King Abdullah University of Science and Technology (KAUST), Computational Bioscience Research Center (CBRC), Computer, Electrical and Mathematical Sciences and Engineering (CEMSE) Division, Thuwal, Saudi Arabia.
The Jackson Laboratory for Genomic Medicine, Farmington, Connecticut 06032, USA.
Bioinformatics. 2018 Apr 1;34(7):1164-1173. doi: 10.1093/bioinformatics/btx731.
Finding computationally drug-target interactions (DTIs) is a convenient strategy to identify new DTIs at low cost with reasonable accuracy. However, the current DTI prediction methods suffer the high false positive prediction rate.
We developed DDR, a novel method that improves the DTI prediction accuracy. DDR is based on the use of a heterogeneous graph that contains known DTIs with multiple similarities between drugs and multiple similarities between target proteins. DDR applies non-linear similarity fusion method to combine different similarities. Before fusion, DDR performs a pre-processing step where a subset of similarities is selected in a heuristic process to obtain an optimized combination of similarities. Then, DDR applies a random forest model using different graph-based features extracted from the DTI heterogeneous graph.
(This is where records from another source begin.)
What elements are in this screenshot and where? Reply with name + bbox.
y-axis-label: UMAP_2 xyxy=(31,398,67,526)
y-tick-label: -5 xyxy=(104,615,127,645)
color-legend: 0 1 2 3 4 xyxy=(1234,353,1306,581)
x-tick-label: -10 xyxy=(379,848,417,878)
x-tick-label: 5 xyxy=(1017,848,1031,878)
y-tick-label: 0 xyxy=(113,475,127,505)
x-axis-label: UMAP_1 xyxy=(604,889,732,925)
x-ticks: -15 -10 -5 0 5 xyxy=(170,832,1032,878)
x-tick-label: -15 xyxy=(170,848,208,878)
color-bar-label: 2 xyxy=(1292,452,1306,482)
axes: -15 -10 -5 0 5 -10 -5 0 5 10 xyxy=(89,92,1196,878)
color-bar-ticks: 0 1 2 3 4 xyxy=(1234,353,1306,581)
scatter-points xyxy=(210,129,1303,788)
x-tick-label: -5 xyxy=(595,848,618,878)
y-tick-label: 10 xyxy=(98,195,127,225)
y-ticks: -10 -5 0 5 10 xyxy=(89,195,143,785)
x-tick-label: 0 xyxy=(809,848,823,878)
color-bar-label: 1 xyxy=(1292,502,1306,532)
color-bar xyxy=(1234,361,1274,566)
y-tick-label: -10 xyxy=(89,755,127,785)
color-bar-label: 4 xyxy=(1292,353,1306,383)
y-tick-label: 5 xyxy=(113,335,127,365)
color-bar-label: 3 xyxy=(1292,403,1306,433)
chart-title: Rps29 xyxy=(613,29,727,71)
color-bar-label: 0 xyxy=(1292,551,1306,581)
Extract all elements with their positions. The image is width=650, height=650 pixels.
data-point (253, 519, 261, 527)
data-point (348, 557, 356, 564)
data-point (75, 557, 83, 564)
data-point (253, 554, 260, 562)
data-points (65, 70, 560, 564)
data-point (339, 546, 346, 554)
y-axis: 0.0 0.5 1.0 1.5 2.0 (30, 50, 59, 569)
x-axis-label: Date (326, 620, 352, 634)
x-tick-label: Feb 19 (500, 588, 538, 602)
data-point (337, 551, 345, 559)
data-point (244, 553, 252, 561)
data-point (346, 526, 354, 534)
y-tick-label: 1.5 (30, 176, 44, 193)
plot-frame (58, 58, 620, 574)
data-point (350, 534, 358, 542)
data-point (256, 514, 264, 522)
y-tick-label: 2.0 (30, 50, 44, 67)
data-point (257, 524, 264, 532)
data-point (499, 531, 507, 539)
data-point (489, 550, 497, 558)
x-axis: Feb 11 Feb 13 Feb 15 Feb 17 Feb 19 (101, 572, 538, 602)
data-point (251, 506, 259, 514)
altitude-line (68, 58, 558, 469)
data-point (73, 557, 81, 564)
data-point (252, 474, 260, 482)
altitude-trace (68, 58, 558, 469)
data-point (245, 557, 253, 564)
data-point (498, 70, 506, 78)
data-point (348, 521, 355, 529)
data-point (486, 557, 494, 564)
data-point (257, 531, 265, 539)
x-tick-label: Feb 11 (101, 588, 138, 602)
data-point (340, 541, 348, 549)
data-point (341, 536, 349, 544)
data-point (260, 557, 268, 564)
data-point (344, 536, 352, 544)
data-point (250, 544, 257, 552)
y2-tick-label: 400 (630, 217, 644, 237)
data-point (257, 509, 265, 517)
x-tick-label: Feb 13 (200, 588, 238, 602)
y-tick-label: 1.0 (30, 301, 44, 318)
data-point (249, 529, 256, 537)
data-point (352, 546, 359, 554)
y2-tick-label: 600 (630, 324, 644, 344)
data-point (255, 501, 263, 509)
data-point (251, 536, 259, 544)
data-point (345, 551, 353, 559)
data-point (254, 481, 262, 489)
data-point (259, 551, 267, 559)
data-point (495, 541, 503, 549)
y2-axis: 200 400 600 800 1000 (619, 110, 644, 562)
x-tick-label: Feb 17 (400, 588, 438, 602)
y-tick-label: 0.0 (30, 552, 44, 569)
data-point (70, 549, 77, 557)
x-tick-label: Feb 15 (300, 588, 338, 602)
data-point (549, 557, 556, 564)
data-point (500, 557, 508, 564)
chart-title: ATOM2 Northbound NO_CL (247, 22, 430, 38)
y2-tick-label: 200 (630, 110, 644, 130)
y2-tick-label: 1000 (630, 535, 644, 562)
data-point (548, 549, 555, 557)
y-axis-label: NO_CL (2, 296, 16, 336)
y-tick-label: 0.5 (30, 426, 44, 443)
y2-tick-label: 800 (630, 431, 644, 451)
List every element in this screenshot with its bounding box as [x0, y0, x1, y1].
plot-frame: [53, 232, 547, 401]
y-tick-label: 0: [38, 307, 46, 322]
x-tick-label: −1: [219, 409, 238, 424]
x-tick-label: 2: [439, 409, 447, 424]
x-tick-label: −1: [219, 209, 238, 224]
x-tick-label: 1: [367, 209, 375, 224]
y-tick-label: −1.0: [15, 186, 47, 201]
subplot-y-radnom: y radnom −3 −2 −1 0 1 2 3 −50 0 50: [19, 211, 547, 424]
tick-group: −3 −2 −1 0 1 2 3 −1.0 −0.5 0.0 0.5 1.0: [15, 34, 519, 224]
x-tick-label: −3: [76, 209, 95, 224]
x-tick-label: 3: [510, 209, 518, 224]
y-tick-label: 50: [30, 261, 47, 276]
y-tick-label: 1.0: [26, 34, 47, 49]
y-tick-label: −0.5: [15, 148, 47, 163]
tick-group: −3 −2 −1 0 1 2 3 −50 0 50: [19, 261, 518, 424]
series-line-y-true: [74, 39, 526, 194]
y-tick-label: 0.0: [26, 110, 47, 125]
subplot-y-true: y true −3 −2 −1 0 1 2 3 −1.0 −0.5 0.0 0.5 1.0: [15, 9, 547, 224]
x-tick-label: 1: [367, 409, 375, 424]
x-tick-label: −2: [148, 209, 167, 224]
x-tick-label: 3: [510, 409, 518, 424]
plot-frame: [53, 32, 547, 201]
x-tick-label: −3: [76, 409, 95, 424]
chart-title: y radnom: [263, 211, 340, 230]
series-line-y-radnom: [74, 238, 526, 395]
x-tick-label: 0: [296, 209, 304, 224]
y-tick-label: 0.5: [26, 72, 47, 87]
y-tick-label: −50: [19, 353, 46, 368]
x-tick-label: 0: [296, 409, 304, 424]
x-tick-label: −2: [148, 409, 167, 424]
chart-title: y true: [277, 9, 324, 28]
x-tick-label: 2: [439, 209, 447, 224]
Using 5-repeats of 10-fold cross-validation, three testing setups, and the weighted average of area under the precision-recall curve (AUPR) scores, we show that DDR significantly reduces the AUPR score error relative to the next best start-of-the-art method for predicting DTIs by 34% when the drugs are new, by 23% when targets are new and by 34% when the drugs and the targets are known but not all DTIs between them are not known. Using independent sources of evidence, we verify as correct 22 out of the top 25 DDR novel predictions. This suggests that DDR can be used as an efficient method to identify correct DTIs.
The data and code are provided at https://bitbucket.org/RSO24/ddr/.
Supplementary data are available at Bioinformatics online.
发现计算药物-靶标相互作用(DTIs)是一种以合理的准确度和较低成本识别新 DTI 的便捷策略。然而,目前的 DTI 预测方法存在较高的假阳性预测率。
我们开发了 DDR,这是一种提高 DTI 预测准确性的新方法。DDR 基于使用包含已知 DTI 的异构图,其中药物之间和目标蛋白之间存在多种相似性。DDR 应用非线性相似性融合方法来组合不同的相似性。在融合之前,DDR 执行一个预处理步骤,其中通过启发式过程选择相似性的子集,以获得相似性的优化组合。然后,DDR 使用从 DTI 异构图中提取的不同基于图的特征应用随机森林模型。通过 5 次 10 折交叉验证、3 种测试设置和精度-召回曲线下面积(AUPR)得分的加权平均值,我们表明当药物是新的时,DDR 显著降低了 AUPR 得分误差,相对下一个最佳的 DTI 预测方法的误差减少了 34%;当目标是新的时,误差减少了 23%;当药物和目标是已知的,但它们之间并非所有的 DTI 都不知道时,误差减少了 34%。使用独立的证据来源,我们验证了 DDR 前 25 个新预测中有 22 个是正确的。这表明 DDR 可以用作识别正确 DTI 的有效方法。
数据和代码可在 https://bitbucket.org/RSO24/ddr/ 获得。
补充数据可在 Bioinformatics 在线获得。